Seeking to avoid another government shutdown, the House Appropriations Committee on Wednesday released the fiscal year 2015 Omnibus Appropriations bill, legislation that will provide discretionary funding for the vast majority of the federal government for the remainder current fiscal year, which ends on Sept. 30, 2015.

The bill, a compromise between parties, nonetheless reflects some of the newfound clout earned by Republicans in the recent mid-term elections, notably in measures directly aimed at the Dodd-Frank Act.

The $1.1 trillion budget contains some good news for regulators. The Securities and Exchange Commission receives $1.5 billion, which is $150 million above the fiscal year 2014 enacted level (but $200 million below the budget request). Of that funding, $57 million is designated for the Division of Economic and Risk Analysis to improve the use of economic analysis in the Commission’s rule-making process. The legislation also rescinds $25 million from the SEC’s “reserve fund, “referred to in a statement by House Appropriations Committee Chairman Hal Rogers (R-Ky.) as “a slush fund for SEC programs that have no congressional oversight.”

The Commodity Futures Trading Commission is funded at $250 million, an increase of $35 million, but $30 million below the President’s budget request. The legislation also promotes transparency, with a directive requiring a vote by the full Commission, instead of just staff, on financial regulations that “greatly increase regulatory burdens for ranchers, farmers, and job creators.” The Department of Justice was granted a $393 million budget increase over its current $28 billion budget.

Riders attached to the bill may foreshadow future efforts to revise the Dodd-Frank Act in the next Congress. One imposes a requirement on the Office of Management and Budget to report on the costs to the government of the financial reform legislation.

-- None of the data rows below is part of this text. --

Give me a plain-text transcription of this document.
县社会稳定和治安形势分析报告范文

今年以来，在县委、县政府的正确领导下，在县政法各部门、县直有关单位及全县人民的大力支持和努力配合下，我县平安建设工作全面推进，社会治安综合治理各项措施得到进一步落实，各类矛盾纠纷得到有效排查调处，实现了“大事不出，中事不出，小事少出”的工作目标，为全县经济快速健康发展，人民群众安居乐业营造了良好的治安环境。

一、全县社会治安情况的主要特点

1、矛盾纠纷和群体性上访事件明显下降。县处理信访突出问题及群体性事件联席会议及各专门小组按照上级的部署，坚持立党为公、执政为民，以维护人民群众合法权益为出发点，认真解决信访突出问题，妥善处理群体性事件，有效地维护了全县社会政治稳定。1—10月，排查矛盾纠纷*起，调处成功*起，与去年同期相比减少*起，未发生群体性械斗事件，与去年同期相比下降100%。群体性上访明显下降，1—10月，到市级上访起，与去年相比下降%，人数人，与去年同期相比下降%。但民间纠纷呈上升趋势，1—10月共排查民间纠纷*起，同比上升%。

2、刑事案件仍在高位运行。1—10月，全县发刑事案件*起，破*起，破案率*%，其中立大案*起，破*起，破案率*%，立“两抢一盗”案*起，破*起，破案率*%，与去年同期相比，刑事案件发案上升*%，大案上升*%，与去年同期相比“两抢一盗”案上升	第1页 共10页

More substantial are changes to the so-called “swaps push-out” regulations, a requirement that banks shuttle certain derivatives trades into separate units that are not government insured and not eligible for a bailout. The intent of the Dodd-Frank requirement was to ensure that high-risk trades were not encouraged with taxpayer dollars as a backstop. Amid a full-court press by big banks to repeal that provision, the budget bill includes language that, for now, greatly narrows the scope of what derivatives trades must be pushed into separate units. In a less controversial line item, the bill also exempts non-bank end users, such as farmers and other non-financial businesses, from a prohibition on derivatives trades not made through a regulated clearinghouse. 

Gutting the push out rule is not sitting well with many. On Wednesday afternoon, as the full House debated the Bill, Maxine Waters (D-Calif.) and Sen. Elizabeth Warren (D-Mass.) held a press conference to decry the move. Thomas Hoenig, vice chairman of the Federal Deposit Insurance Corporatio, also weighed in, calling the Dodd-Frank rule “an important step in pushing the trading activity out to where it should be conducted: in the open market, outside of taxpayer-backed commercial banks.”

“It is illogical to repeal the push out requirement,” he said. “In fact, [under the rule] most derivatives, almost 95 percent would not be pushed out of the bank. That is because interest rate swaps, foreign exchange and cleared credit derivatives can remain within the bank and derivatives that are used for hedging can remain in the bank.” The main items that must be pushed out were uncleared credit default swaps, equity derivatives and commodities derivatives. “These are, in relative terms, much smaller and where the greater risks and capital subsidy is most useful to these banking firms,” said.

The budget bill is now before the full House and Senate for a vote.